An MTCH2 pathway repressing mitochondria metabolism regulates hematopoietic stem cell fate
Nature Communications, 2015
The metabolic state of stem cells is emerging as an important determinant of their fate. In the bone marrow, haematopoietic stem cell (HSC) entry into cycle, triggered by an increase in intracellular reactive oxygen species (ROS), corresponds to a critical metabolic switch from glycolysis to mitochondrial oxidative phosphorylation (OXPHOS). Here we show that loss of mitochondrial carrier homologue 2 (MTCH2) increases mitochondrial OXPHOS, triggering HSC and progenitor entry into cycle.
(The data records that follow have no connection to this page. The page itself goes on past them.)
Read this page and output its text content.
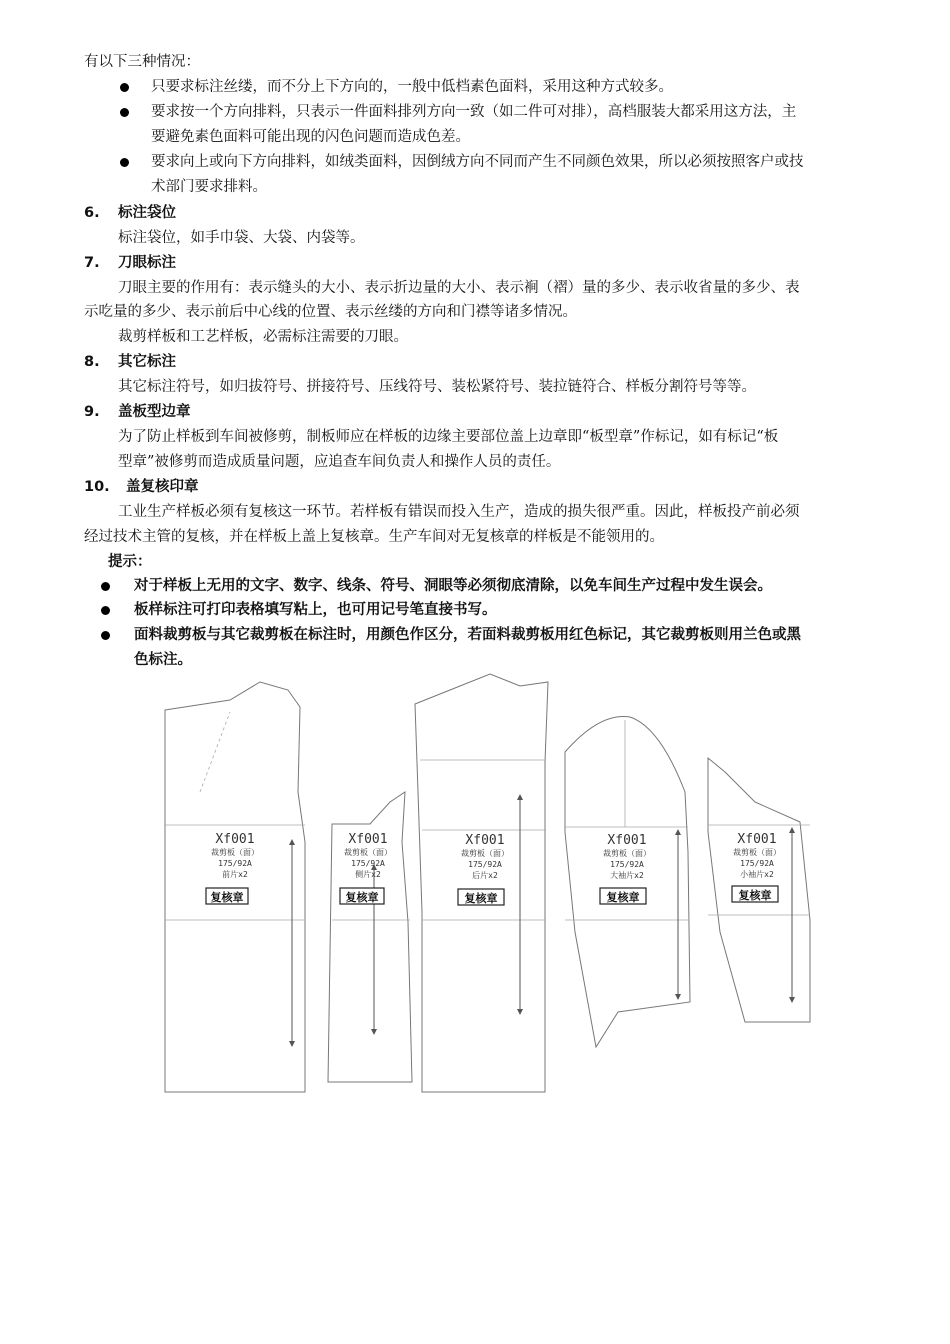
有以下三种情况：
只要求标注丝缕，而不分上下方向的，一般中低档素色面料，采用这种方式较多。
要求按一个方向排料，只表示一件面料排列方向一致（如二件可对排），高档服装大都采用这方法，主
要避免素色面料可能出现的闪色问题而造成色差。
要求向上或向下方向排料，如绒类面料，因倒绒方向不同而产生不同颜色效果，所以必须按照客户或技
术部门要求排料。
6. 标注袋位
标注袋位，如手巾袋、大袋、内袋等。
7. 刀眼标注
刀眼主要的作用有：表示缝头的大小、表示折边量的大小、表示裥（褶）量的多少、表示收省量的多少、表
示吃量的多少、表示前后中心线的位置、表示丝缕的方向和门襟等诸多情况。
裁剪样板和工艺样板，必需标注需要的刀眼。
8. 其它标注
其它标注符号，如归拔符号、拼接符号、压线符号、装松紧符号、装拉链符合、样板分割符号等等。
9. 盖板型边章
为了防止样板到车间被修剪，制板师应在样板的边缘主要部位盖上边章即“板型章”作标记，如有标记“板
型章”被修剪而造成质量问题，应追查车间负责人和操作人员的责任。
10. 盖复核印章
工业生产样板必须有复核这一环节。若样板有错误而投入生产，造成的损失很严重。因此，样板投产前必须
经过技术主管的复核，并在样板上盖上复核章。生产车间对无复核章的样板是不能领用的。
提示：
对于样板上无用的文字、数字、线条、符号、洞眼等必须彻底清除，以免车间生产过程中发生误会。
板样标注可打印表格填写粘上，也可用记号笔直接书写。
面料裁剪板与其它裁剪板在标注时，用颜色作区分，若面料裁剪板用红色标记，其它裁剪板则用兰色或黑
色标注。
Xf001
裁剪板（面）
175/92A
前片x2
复核章
Xf001
裁剪板（面）
175/92A
侧片x2
复核章
Xf001
裁剪板（面）
175/92A
后片x2
复核章
Xf001
裁剪板（面）
175/92A
大袖片x2
复核章
Xf001
裁剪板（面）
175/92A
小袖片x2
复核章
Elevated OXPHOS is accompanied by an increase in mitochondrial size, increase in ATP and ROS levels, and protection from irradiation-induced apoptosis. In contrast, a phosphorylation-deficient mutant of BID, MTCH2's ligand, induces a similar increase in OXPHOS, but with higher ROS and reduced ATP levels, and is associated with hypersensitivity to irradiation. Thus, our results demonstrate that MTCH2 is a negative regulator of mitochondrial OXPHOS downstream of BID, indispensible in maintaining HSC homeostasis.
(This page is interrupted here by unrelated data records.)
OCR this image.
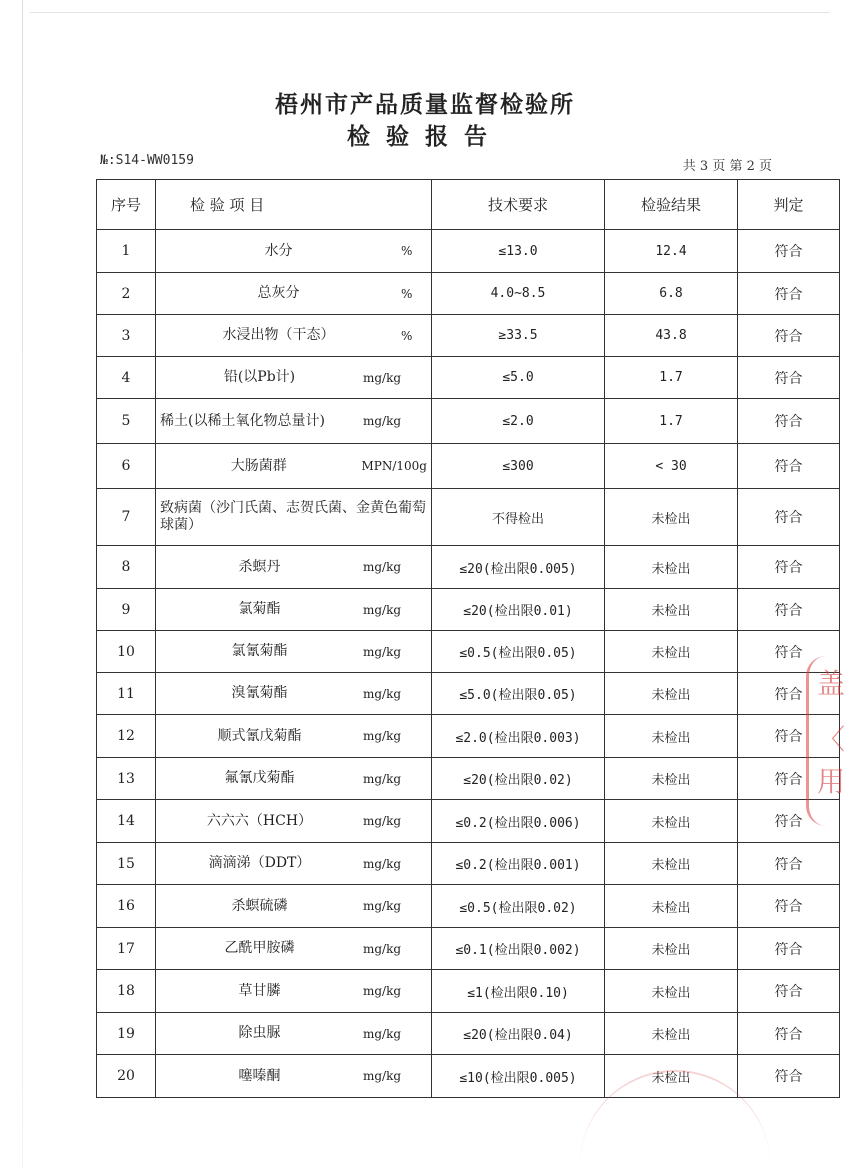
梧州市产品质量监督检验所
检验报告
№:S14-WW0159	共 3 页 第 2 页
序号	检 验 项 目	技术要求	检验结果	判定
1	水分 %	≤13.0	12.4	符合
2	总灰分 %	4.0~8.5	6.8	符合
3	水浸出物（干态） %	≥33.5	43.8	符合
4	铅(以Pb计) mg/kg	≤5.0	1.7	符合
5	稀土(以稀土氧化物总量计) mg/kg	≤2.0	1.7	符合
6	大肠菌群 MPN/100g	≤300	< 30	符合
7	致病菌（沙门氏菌、志贺氏菌、金黄色葡萄球菌）	不得检出	未检出	符合
8	杀螟丹 mg/kg	≤20(检出限0.005)	未检出	符合
9	氯菊酯 mg/kg	≤20(检出限0.01)	未检出	符合
10	氯氰菊酯 mg/kg	≤0.5(检出限0.05)	未检出	符合
11	溴氰菊酯 mg/kg	≤5.0(检出限0.05)	未检出	符合
12	顺式氰戊菊酯 mg/kg	≤2.0(检出限0.003)	未检出	符合
13	氟氰戊菊酯 mg/kg	≤20(检出限0.02)	未检出	符合
14	六六六（HCH） mg/kg	≤0.2(检出限0.006)	未检出	符合
15	滴滴涕（DDT） mg/kg	≤0.2(检出限0.001)	未检出	符合
16	杀螟硫磷 mg/kg	≤0.5(检出限0.02)	未检出	符合
17	乙酰甲胺磷 mg/kg	≤0.1(检出限0.002)	未检出	符合
18	草甘膦 mg/kg	≤1(检出限0.10)	未检出	符合
19	除虫脲 mg/kg	≤20(检出限0.04)	未检出	符合
20	噻嗪酮 mg/kg	≤10(检出限0.005)	未检出	符合
盖
〈
用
A ROS rheostat for cell fate regulation
Trends in Cell Biology, 2013
Cellular reactive oxygen species (ROS) are tightly regulated to prevent tissue damage. ROS also help to monitor different cell fates, suggesting that a 'ROS rheostat' exists in cells. It is well established that ROS are crucial for stem cell biology; in this review, we discuss how mitochondrial ROS influence hematopoietic cell fates. We also examine the importance in this process of BID and other BCL-2 family members, many of which have been implicated in regulating cell fates by modulating mitochondrial integrity/activity and cell cycle progression in the hematopoietic lineage. Based on this knowledge, we propose that selected BCL-2 proteins coordinate mitochondria and nuclear activities via ROS to enable 'synchronized' cell fate decisions.
The ATM-BID pathway regulates quiescence and survival of haematopoietic stem cells
Nature Cell Biology, 2012
BID, a BH3-only BCL2 family member, functions in apoptosis as well as the DNA-damage response. Our previous data demonstrated that BID is an ATM effector acting to induce cell-cycle arrest and inhibition of apoptosis following DNA damage. Here we show that ATM-mediated BID phosphorylation plays an unexpected role in maintaining the quiescence of haematopoietic stem cells (HSCs). Loss of BID phosphorylation leads to escape from quiescence of HSCs, resulting in exhaustion of the HSC pool and a marked reduction of HSC repopulating potential in vivo. We also demonstrate that BID phosphorylation plays a role in protecting HSCs from irradiation, and that regulating both quiescence and survival of HSCs depends on BID's ability to regulate oxidative stress. Moreover, loss of BID phosphorylation, ATM knockout or exposing mice to irradiation leads to an increase in mitochondrial BID, which correlates with an increase in mitochondrial oxidative stress. These results show that the ATM-BID pathway serves as a critical checkpoint for coupling HSC homeostasis and the DNA-damage stress response to enable long-term regenerative capacity.